Single-arm Study of Symplicity™ Renal Denervation System in Patients With Uncontrolled HyperTensioN in India (HTN-India)

February 3, 2017 updated by: Medtronic Vascular

A Prospective, Multi-center, Non-randomized, Controlled Trial in India to Evaluate Efficacy and Safety of Renal Denervation in the Treatment of Uncontrolled Hypertension

This study is to evaluate efficacy and safety of renal denervation in the treatment of uncontrolled hypertension. This study will enroll a minimum of 40 and a maximum of 45 subjects. The study will be conducted at up to 8 actively enrolling investigational sites. The primary endpoint is change in Office Systolic Blood Pressure from baseline to 6 months post-procedure.

Study Overview

Status

Terminated

Conditions

Intervention / Treatment

Detailed Description

Estimated enrollment Start: May 2013 (estimated 90 day duration) Estimated last follow-up: September 2013 Follow-Up Duration: Subjects in the intent-to-treat population will be followed from enrollment through 6 months ±14 days for the effectiveness and safety endpoints

Study Type

Interventional

Enrollment (Actual)

14

Phase

  • Not Applicable

Contacts and Locations

This section provides the contact details for those conducting the study, and information on where this study is being conducted.

Study Locations

  • India
    • Gujarat
      • Ahmedabad, Gujarat, India, 380060
        • Care Institute of Medical Sciences

Participation Criteria

Researchers look for people who fit a certain description, called eligibility criteria.

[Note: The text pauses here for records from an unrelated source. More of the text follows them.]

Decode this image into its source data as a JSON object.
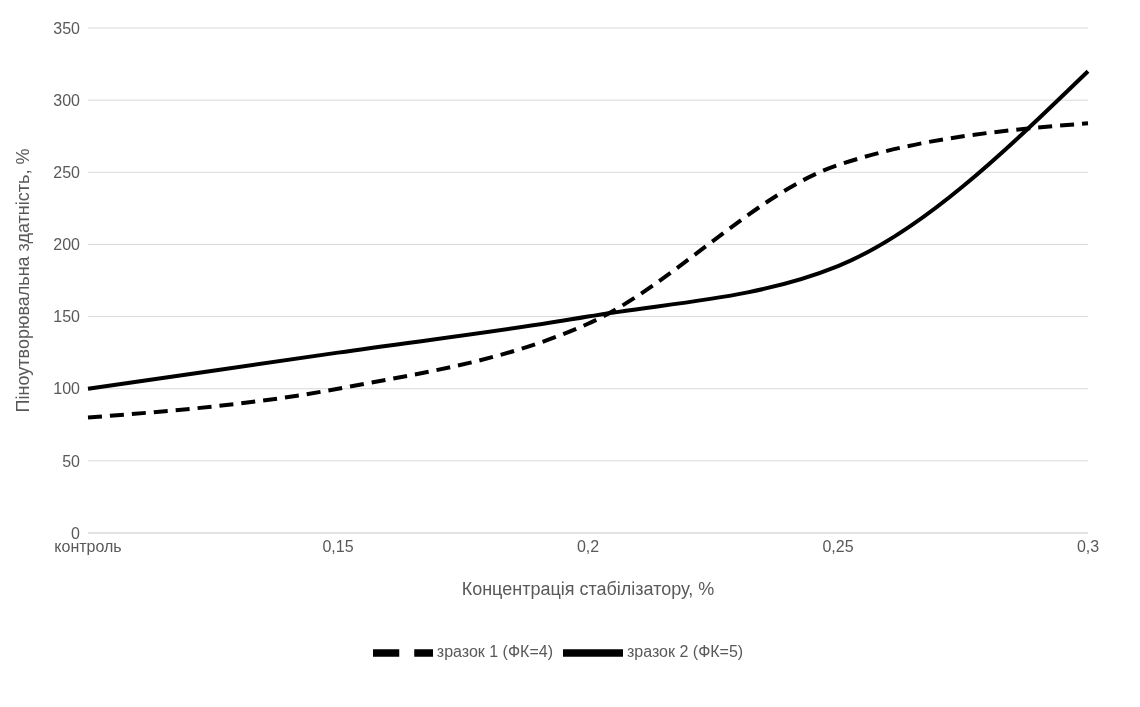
{
  "chart_data": {
    "type": "line",
    "xlabel": "Концентрація стабілізатору, %",
    "ylabel": "Піноутворювальна здатність, %",
    "categories": [
      "контроль",
      "0,15",
      "0,2",
      "0,25",
      "0,3"
    ],
    "series": [
      {
        "name": "зразок 1 (ФК=4)",
        "color": "#000000",
        "line_style": "dashed",
        "values": [
          80,
          100,
          145,
          255,
          284
        ]
      },
      {
        "name": "зразок 2 (ФК=5)",
        "color": "#000000",
        "line_style": "solid",
        "values": [
          100,
          125,
          150,
          185,
          320
        ]
      }
    ],
    "ylim": [
      0,
      350
    ],
    "yticks": [
      0,
      50,
      100,
      150,
      200,
      250,
      300,
      350
    ],
    "grid": "y",
    "legend": "bottom",
    "marker": "none"
  }
}
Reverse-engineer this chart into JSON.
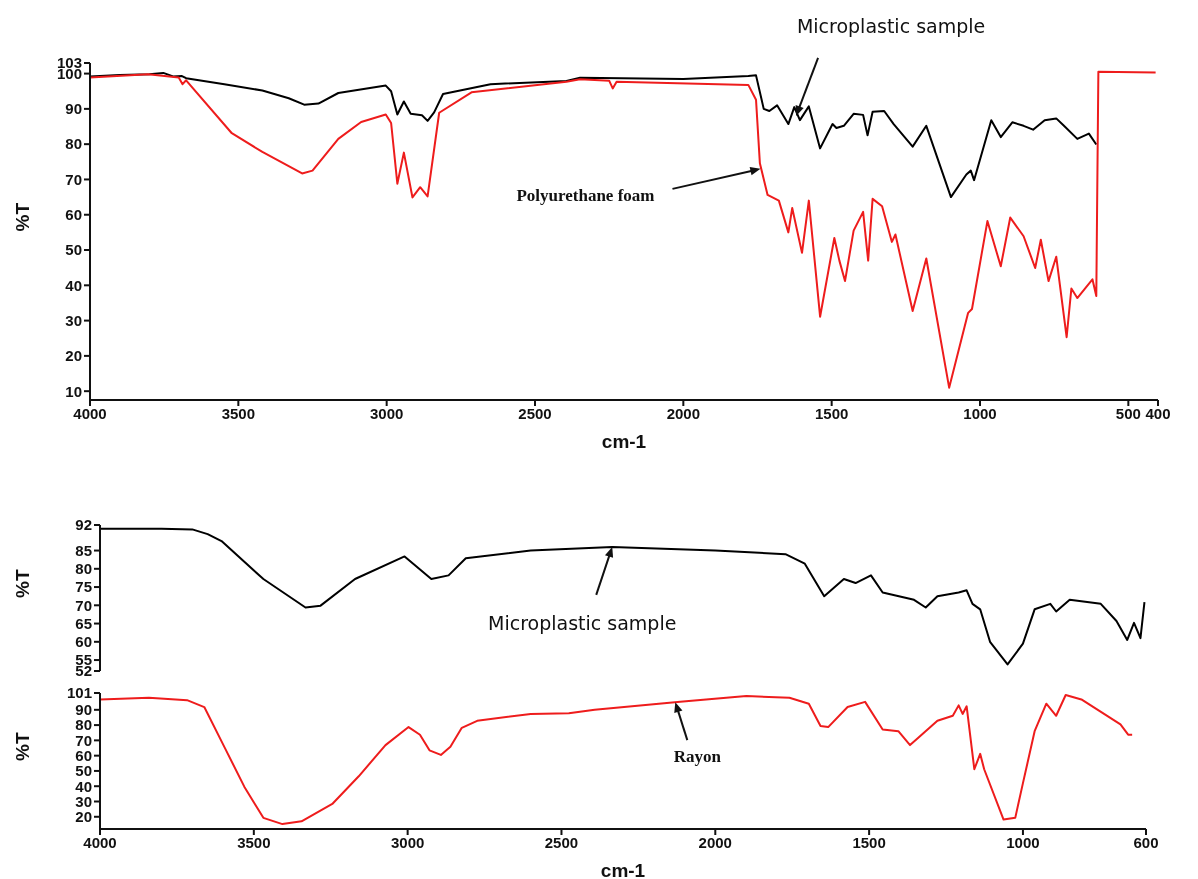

Some examples of these criteria are a person's general health condition or prior treatments.

Eligibility Criteria

Ages Eligible for Study

18 years to 80 years (ADULT, OLDER_ADULT)

Accepts Healthy Volunteers

No

Genders Eligible for Study

All

Description

Inclusion Criteria:

  1. Individual is 18 and 80 years old at time of treatment.
  2. Individual is receiving a stable medication regimen including 3 or more anti-hypertensive medications of different classes, of which one must be a diuretic that is expected to be maintained without changes for at least 6 months.
  3. Individual has an office systolic blood pressure of 160 mm Hg based on an average of 3 blood pressure readings measured at screening visits
  4. Individual or legally authorized representative agrees to have all study procedures performed, and is competent and willing to provide written, informed consent to participate in this clinical study.

Exclusion Criteria:

  1. Individual has renal artery anatomy that is ineligible for treatment including:

    • Main renal arteries with less than 4 mm diameter or with less than 20 mm treatable length
    • Multiple renal arteries where the main renal artery is estimated to supply less than 75 percent of the kidney.
    • Renal artery stenosis more than 50 percent or renal artery aneurysm in either renal artery.
    • A history of prior renal artery intervention including balloon angioplasty or stenting.
  2. Individual has an estimated glomerular filtration rate of less than 45mL per min per 1.73m2, using the MDRD calculation.
  3. Individual has had more than 1 in-patient hospitalization for a hypertensive crisis within the past year.
  4. Individual has type 1 diabetes mellitus.
  5. Individual has had 1 or more episodes of symptomatic orthostatic hypotension within the past year or during the screening process.
  6. Individual requires chronic oxygen support or mechanical ventilation other than nocturnal respiratory support for sleep apnea.
  7. Individual has primary pulmonary hypertension.
  8. Individual has known secondary causes of hypertension, such as untreated pheochromocytoma, Cushing's Disease, coarctation of the aorta, hyperthyroidism, or hyperparathyroidism.
  9. Individual has experienced a myocardial infarction, unstable angina pectoris, syncope, or a cerebrovascular accident within 6 months of the screening period, or has widespread atherosclerosis, with documented intravascular thrombosis or unstable plaques.
  10. Individual has a scheduled or planned surgery or cardiovascular intervention in the next 6 months.
  11. Individual has a condition that would prohibit or interfere with ability to obtain an accurate blood pressure measurement using the protocol specified automatic blood pressure monitor
  12. Individual has severe cardiac valve stenosis for which, in the opinion of the Investigator, a significant reduction of blood pressure is contraindicated.
  13. Individual has any serious medical condition, which in the opinion of the investigator, may adversely affect the safety and/or effectiveness of the participant or the study
  14. Individual is pregnant, nursing or planning to be pregnant.
  15. Individual has a known, unresolved history of drug use or alcohol dependency, lacks the ability to comprehend or follow instructions, or would be unlikely or unable to comply with study follow-up requirements.
  16. Individual is currently enrolled in another investigational drug or device trial. For the purposes of this protocol, participants involved in extended follow-up trials for products that were investigational but are currently commercially available are not considered enrolled in an investigational trial.

Study Plan

This section provides details of the study plan, including how the study is designed and what the study is measuring.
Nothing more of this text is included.